The site's comeback has been fraught with problems from the get-go. In the days before it relaunched, the placeholder site was hosting malware. The malware issue seemed to be cleared up with its launch, but other problems have cropped up. The site still isn't accepting new user registrations, citing "security concerns"; its entire moderation team was fired (they have since returned); and conspiracy theorists believed the site was perhaps being run by the FBI.

Things haven't gotten any smoother. The Pirate Bay has had trouble finding a stable web host, going through four separate hosting providers in the last month, according to filesharing news site TorrentFreak. Reddit posts about the site are mainly of the "is-the-site-down-again" variety. While reporting stories about the site, I've noticed it has fallen offline several times.

Monday, TorrentFreak reported that a Portuguese court ordered local ISPs to block the site in the country, and new uploads to the site are also currently broken.

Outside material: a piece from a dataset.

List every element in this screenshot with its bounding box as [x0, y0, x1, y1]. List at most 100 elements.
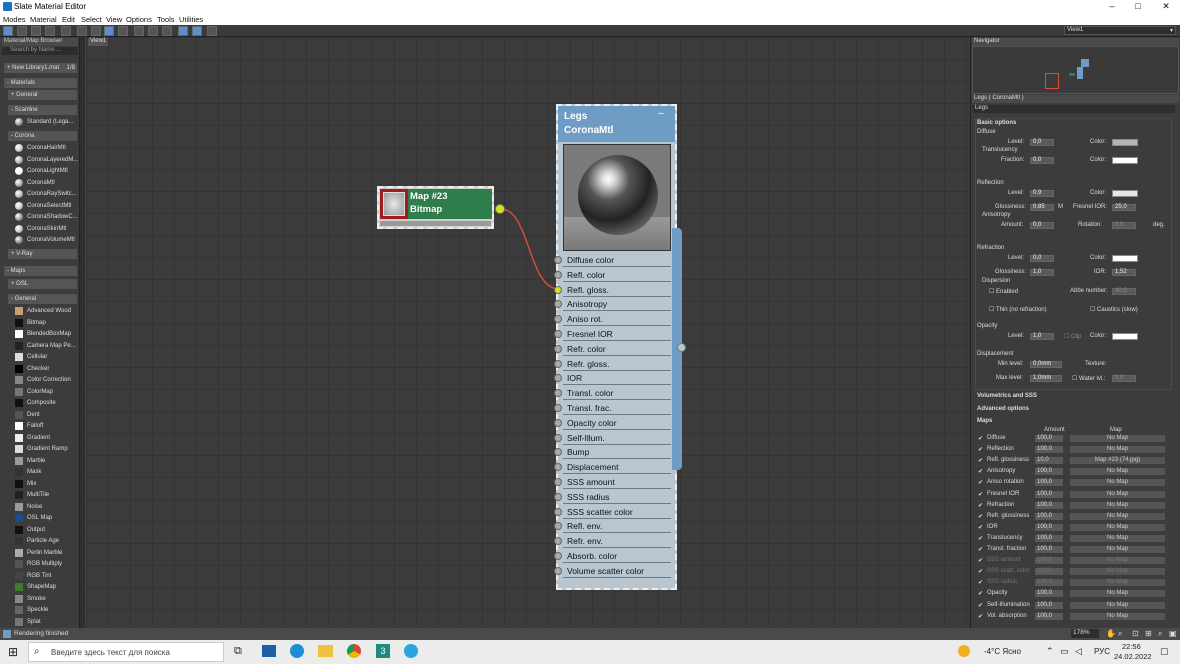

Meanwhile, the Pirate Bay appears to have been replaced in popularity by sites like Kickass.to, which went down earlier this month but resurrected itself within a matter of hours, showing a kind of resiliency that the Pirate Bay became infamous for. Kickass is now believed to be the world's most popular torrent site.

There was a lot of hype in the lead up to the Pirate Bay's return, but the filesharing masses, it seems, learned to make do without it. The site's founder, Peter Sunde, wrote in a blog post shortly after the site initially went down that he didn't care that the site was raided, and that he didn't care whether or not it came back up, partly because the site became something of a money grab that was littered with ads.

"I once learned that it's great to burn great things up," Sunde wrote in December. "At least then you can quit while you're on top. I think I left TPB just a little bit after that top, and not when it's as shitty as it was when it was closed today."

At the time, lots of people disagreed with him. Now, considering that the site remains a shell of its old self, it seems hard to still feel that way.